Die Grünen gehen gestärkt aus der NRW-Wahl hervor. Sie punkten mit Themen wie der Verkehrswende. Für die CDU ist sie strategischer Rivale – und potenzieller Bündnispartner.
14.09.2020 - 16:40 Uhr Kommentieren
Die Ökopartei will nicht nur mitregieren, sondern ins Kanzleramt. Die Kommunalwahlen in NRW waren dafür ein erfolgreicher Stimmungstest. Quelle: dpa
Die Grünen in Nordrhein-Westfalen

Die Ökopartei will nicht nur mitregieren, sondern ins Kanzleramt. Die Kommunalwahlen in NRW waren dafür ein erfolgreicher Stimmungstest.

(Foto: dpa)

Berlin Es war ein Experiment, doch die Entscheidung der CDU könnte sich auszahlen, mit den Grünen einen gemeinsamen Kandidaten für das Amt des Wuppertaler Oberbürgermeisters aufzustellen. Uwe Schneidewind, international bekannter Wissenschaftler, hat gute Chancen, das amtierende Stadtoberhaupt Andreas Mucke (SPD) abzulösen.
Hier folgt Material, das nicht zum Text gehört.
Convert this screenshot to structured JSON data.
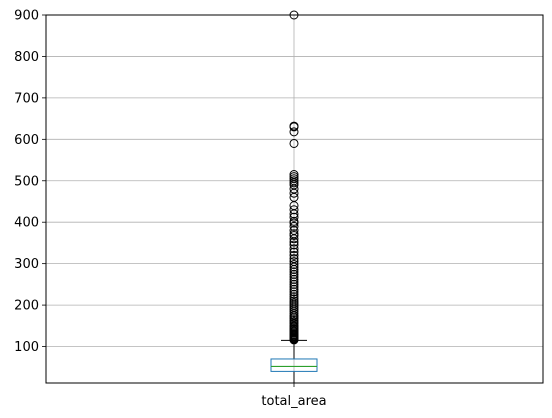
{
  "chart_data": {
    "type": "box",
    "title": "",
    "xlabel": "",
    "ylabel": "",
    "categories": [
      "total_area"
    ],
    "ylim": [
      12,
      900
    ],
    "yticks": [
      100,
      200,
      300,
      400,
      500,
      600,
      700,
      800,
      900
    ],
    "ytick_labels": [
      "100",
      "200",
      "300",
      "400",
      "500",
      "600",
      "700",
      "800",
      "900"
    ],
    "grid": true,
    "box": {
      "label": "total_area",
      "min": 12,
      "q1": 40,
      "median": 52,
      "q3": 70,
      "whisker_high": 115,
      "outliers": [
        116,
        117,
        118,
        119,
        120,
        122,
        124,
        126,
        128,
        130,
        133,
        136,
        139,
        142,
        145,
        148,
        151,
        155,
        159,
        163,
        167,
        171,
        175,
        180,
        185,
        190,
        195,
        200,
        205,
        210,
        215,
        220,
        226,
        232,
        238,
        244,
        250,
        256,
        262,
        268,
        274,
        280,
        286,
        292,
        298,
        305,
        312,
        320,
        328,
        336,
        345,
        352,
        360,
        368,
        372,
        380,
        390,
        398,
        402,
        412,
        420,
        430,
        440,
        460,
        470,
        480,
        490,
        495,
        500,
        505,
        510,
        515,
        590,
        618,
        630,
        632,
        900
      ]
    },
    "colors": {
      "box": "#1f77b4",
      "median": "#2ca02c",
      "whisker": "#000000",
      "outlier": "#000000",
      "grid": "#b0b0b0"
    }
  }
}
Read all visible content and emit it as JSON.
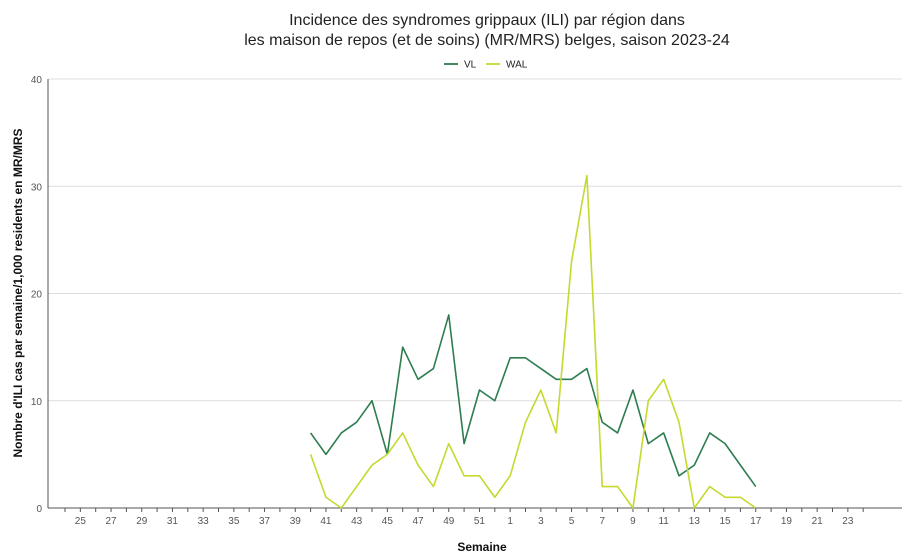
{
  "chart_data": {
    "type": "line",
    "title_lines": [
      "Incidence des syndromes grippaux (ILI) par région dans",
      "les maison de repos (et de soins) (MR/MRS) belges, saison 2023-24"
    ],
    "xlabel": "Semaine",
    "ylabel": "Nombre d'ILI cas par semaine/1,000 residents en MR/MRS",
    "ylim": [
      0,
      40
    ],
    "yticks": [
      0,
      10,
      20,
      30,
      40
    ],
    "grid": true,
    "legend_position": "top-center",
    "categories": [
      "24",
      "25",
      "26",
      "27",
      "28",
      "29",
      "30",
      "31",
      "32",
      "33",
      "34",
      "35",
      "36",
      "37",
      "38",
      "39",
      "40",
      "41",
      "42",
      "43",
      "44",
      "45",
      "46",
      "47",
      "48",
      "49",
      "50",
      "51",
      "52",
      "1",
      "2",
      "3",
      "4",
      "5",
      "6",
      "7",
      "8",
      "9",
      "10",
      "11",
      "12",
      "13",
      "14",
      "15",
      "16",
      "17",
      "18",
      "19",
      "20",
      "21",
      "22",
      "23",
      "24"
    ],
    "tick_labels": [
      "25",
      "27",
      "29",
      "31",
      "33",
      "35",
      "37",
      "39",
      "41",
      "43",
      "45",
      "47",
      "49",
      "51",
      "1",
      "3",
      "5",
      "7",
      "9",
      "11",
      "13",
      "15",
      "17",
      "19",
      "21",
      "23"
    ],
    "series": [
      {
        "name": "VL",
        "color": "#2e7d50",
        "values": [
          null,
          null,
          null,
          null,
          null,
          null,
          null,
          null,
          null,
          null,
          null,
          null,
          null,
          null,
          null,
          null,
          7,
          5,
          7,
          8,
          10,
          5,
          15,
          12,
          13,
          18,
          6,
          11,
          10,
          14,
          14,
          13,
          12,
          12,
          13,
          8,
          7,
          11,
          6,
          7,
          3,
          4,
          7,
          6,
          4,
          2,
          null,
          null,
          null,
          null,
          null,
          null,
          null
        ]
      },
      {
        "name": "WAL",
        "color": "#c5d92f",
        "values": [
          null,
          null,
          null,
          null,
          null,
          null,
          null,
          null,
          null,
          null,
          null,
          null,
          null,
          null,
          null,
          null,
          5,
          1,
          0,
          2,
          4,
          5,
          7,
          4,
          2,
          6,
          3,
          3,
          1,
          3,
          8,
          11,
          7,
          23,
          31,
          2,
          2,
          0,
          10,
          12,
          8,
          0,
          2,
          1,
          1,
          0,
          null,
          null,
          null,
          null,
          null,
          null,
          null
        ]
      }
    ]
  }
}
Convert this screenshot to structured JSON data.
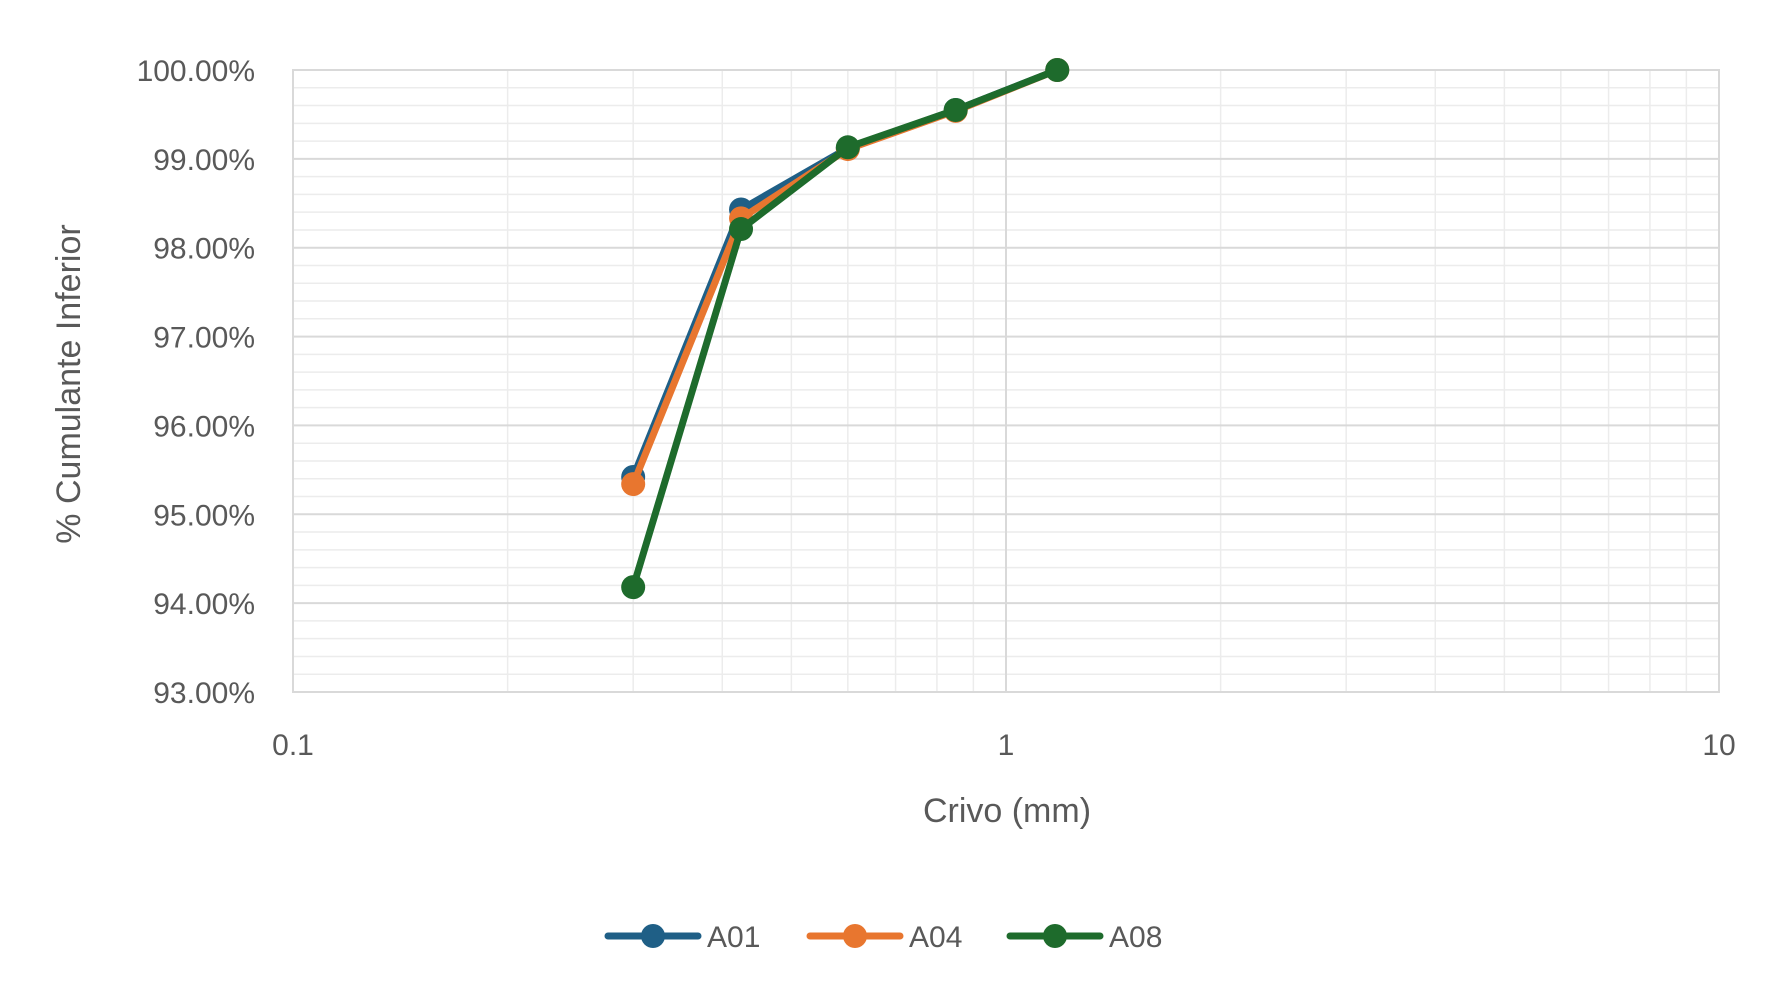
{
  "chart_data": {
    "type": "line",
    "xscale": "log",
    "xlabel": "Crivo (mm)",
    "ylabel": "% Cumulante Inferior",
    "xlim": [
      0.1,
      10
    ],
    "ylim": [
      0.93,
      1.0
    ],
    "x_ticks": [
      "0.1",
      "1",
      "10"
    ],
    "y_ticks": [
      "93.00%",
      "94.00%",
      "95.00%",
      "96.00%",
      "97.00%",
      "98.00%",
      "99.00%",
      "100.00%"
    ],
    "grid": true,
    "legend_position": "bottom",
    "series": [
      {
        "name": "A01",
        "color": "#1f5f86",
        "x": [
          0.3,
          0.425,
          0.6,
          0.85,
          1.18
        ],
        "y": [
          0.9542,
          0.9843,
          0.9912,
          0.9955,
          1.0
        ]
      },
      {
        "name": "A04",
        "color": "#e8762f",
        "x": [
          0.3,
          0.425,
          0.6,
          0.85,
          1.18
        ],
        "y": [
          0.9534,
          0.9833,
          0.9911,
          0.9954,
          1.0
        ]
      },
      {
        "name": "A08",
        "color": "#1e6b2c",
        "x": [
          0.3,
          0.425,
          0.6,
          0.85,
          1.18
        ],
        "y": [
          0.9418,
          0.9821,
          0.9913,
          0.9955,
          1.0
        ]
      }
    ]
  }
}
Bei den Kommunalwahlen in Nordrhein-Westfalen (NRW) am Sonntag kam der frühere Chef des Wuppertal Instituts für Klima, Umwelt, Energie auf 40,8 Prozent und liegt 3,8 Prozentpunkte vor Mucke.

Auch wenn sich Schneidewind noch in der Stichwahl gegen Mucke behaupten muss: Er steht beispielhaft für den Erfolg der Grünen in NRW. Ebenfalls in die Stichwahl geht Katja Dörner, stellvertretende Vorsitzende der Grünen-Bundestagsfraktion und Aspirantin für die Bonner Rathausspitze.

Sie kam auf Platz zwei hinter Amtsinhaber Ashok-Alexander Sridharan von der CDU. Eine große Chance, das Rathaus zu erobern, hat auch die Grüne Sybille Keupen, die in Aachen vor dem Kandidaten der CDU liegt.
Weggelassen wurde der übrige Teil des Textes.